I’ve always been proud of the fact that my children go to a progressive school. They don’t wear school uniform and they call their teachers by the first names. Well, at least they did…

I felt it was refreshing, modern and inclusive. But apparently the powers that be now see it as detrimental to discipline, and backwards steps are being taken.

Over the past year, a new senior management team has drafted in a whole bunch of new rules. When the school doubled in size, apparently the gap between the highest achieving students and the lowest achieving students began to rise. And so, it seems, tough new rules are seen as the answer,  implemented by a new-ish executive head who oversees three schools in the borough (whose actions, frankly, remind me of Dolores Umbridge’s in Harry Potter). From walking in silence on the left (last seen in the terrifying Pileforth Academy in Three Men and Little Lady) – from back when “academy” was a rather rarer concept) to keeping kids in at playtime if they don’t finish their work or misbehave, or just because, according to Jonah who is now vitamin D deficient; to asking kids to come in a quarter of a hour early to grab some extra practice time of nonsense words like ‘Rhellis’ and ‘Disnuck’, to dishing out homework to the primary years.

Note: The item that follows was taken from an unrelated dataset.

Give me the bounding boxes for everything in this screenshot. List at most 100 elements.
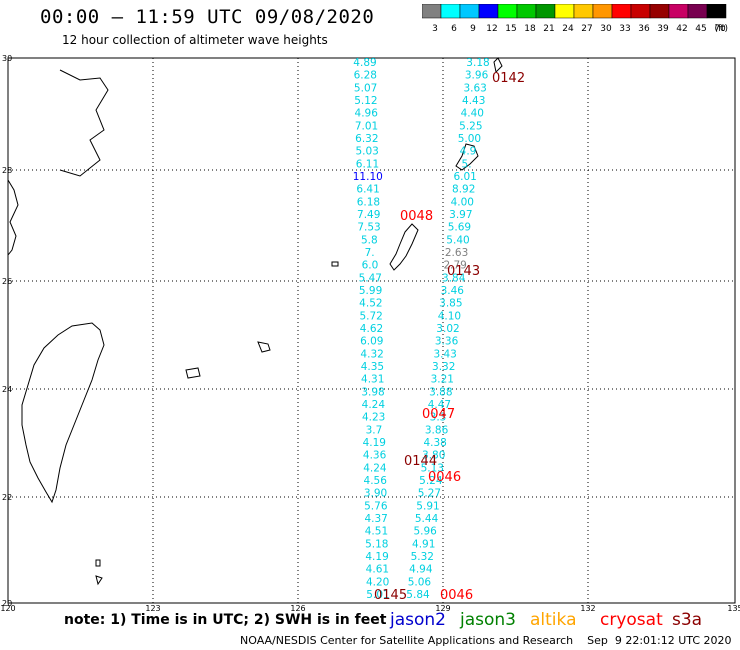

It’s little wonder that Ava tells me daily she hates school, almost in tears on a Sunday night, because of ‘all the rules’, and Jonah has terrifying school nightmares of a Minecraft-style massacre (“they respawn Mum!”). I have to say, I fear the worst (by which I mean to say, I might have to pull them out.)

Now, it seems first names for teachers are being phased out, and uniforms will be installed next, I shouldn’t wonder. Perhaps it’s fitting, in these days of global inequality that our children should be prepared for the workhouse as these rules seem to suggest, but I for one wholeheartedly object. What is the point of making our children hate school so much? Is it to teach them conformity – that in order to get by in life, they have to keep their heads down, be anonymous, blend in, and do what they’re told? In today’s political climate, I actually think it might not be a bad thing to be taught, and taught young. But that’s not to say it’s right. Although I secretly think they’re better off getting used to it before they join the ‘three strikes and you’re out’ mentality of the modern Academy system.

I know teachers have their hands full trying to control a bunch of kids from disparate backgrounds, whose parents have very different ideas about what constitutes a good education and upbringing. However, I think repressing the young has rather the opposite effect of creating a lifelong love of learning. If, what Gove and his ilk (because that’s where these ridiculous, regressive measures no doubt stem, though ironically, here he is as Education Minister saying what a fabulous school it was before anything changed) want from the nation’s youth is a bunch of twentysomethings tearing up towns centres and vomiting in street gutters to celebrate completing their education, he’s preparing them very well for it by forcing them to conform in their childhood.

When I objected to this raft of recent changes on Facebook, my ex-Airforce stepbrother commented  “well that’s what we all did when we were young, and we haven’t turned into a bunch of cowering simpletons”. He offered up his own nuggets of wisdom, no doubt garnered from years of doing what he was told or face court marshal, that children need to be ‘taught respect’ and that school children’s behaviour these days is ‘out of hand’.

But this bunch of hackneyed clichés is a bunch of bullshit thrown down by the governing classes to enforce control. And as a policy it’s completely flawed. Why do children rebel against their parents (or any institution for that matter)? Because they have been repressed. Why do kids get shitfaced in the streets of Magaluf when they escape their parents for the first time? Because they have been repressed. Why do young Muslims, like Shamima Begum, run away to Syria? Because they have been repressed and want to escape. It’s not that hard to understand how repression as a child leads to rebellion as a teenager!

School kids do not need goosestepping and saluting to make them respect their elders. They simply need to like going to school. And none of these measures is increasing the amount my kids like going to school. In any case, the rules are simply window dressing, to make parents believe teachers are doing something – anything –  about the fact that the fabric of society is ripping apart because most people are too busy to think, let alone spend quality time with their children, doing with love what teachers are now forced to do with discipline.

If schools want better behaved children, then parents need to be enabled to have happier homes by being less stressed. I guess that starts with a fairer society all round. So creating more equality might be a much better way to get kids to do what teachers want. After all, what’s the point of learning if you’re only going to get a shit job, or a lifetime of corporate servitude anyway, no matter how much you pull your socks up?

And if you don’t believe me on the repression issue, remember the scene in Three Men and a Little Lady when bluestocking headteacher Elspeth Lomax of Pileforth academy jumps on poor old Tom Selleck, and you might understand why so many women are so keen to wear next to nothing in Shagaluf. Catholic girls’ schools don’t have a reputation for nothing. And don’t even get me started about public school boys. But then our government is full of them.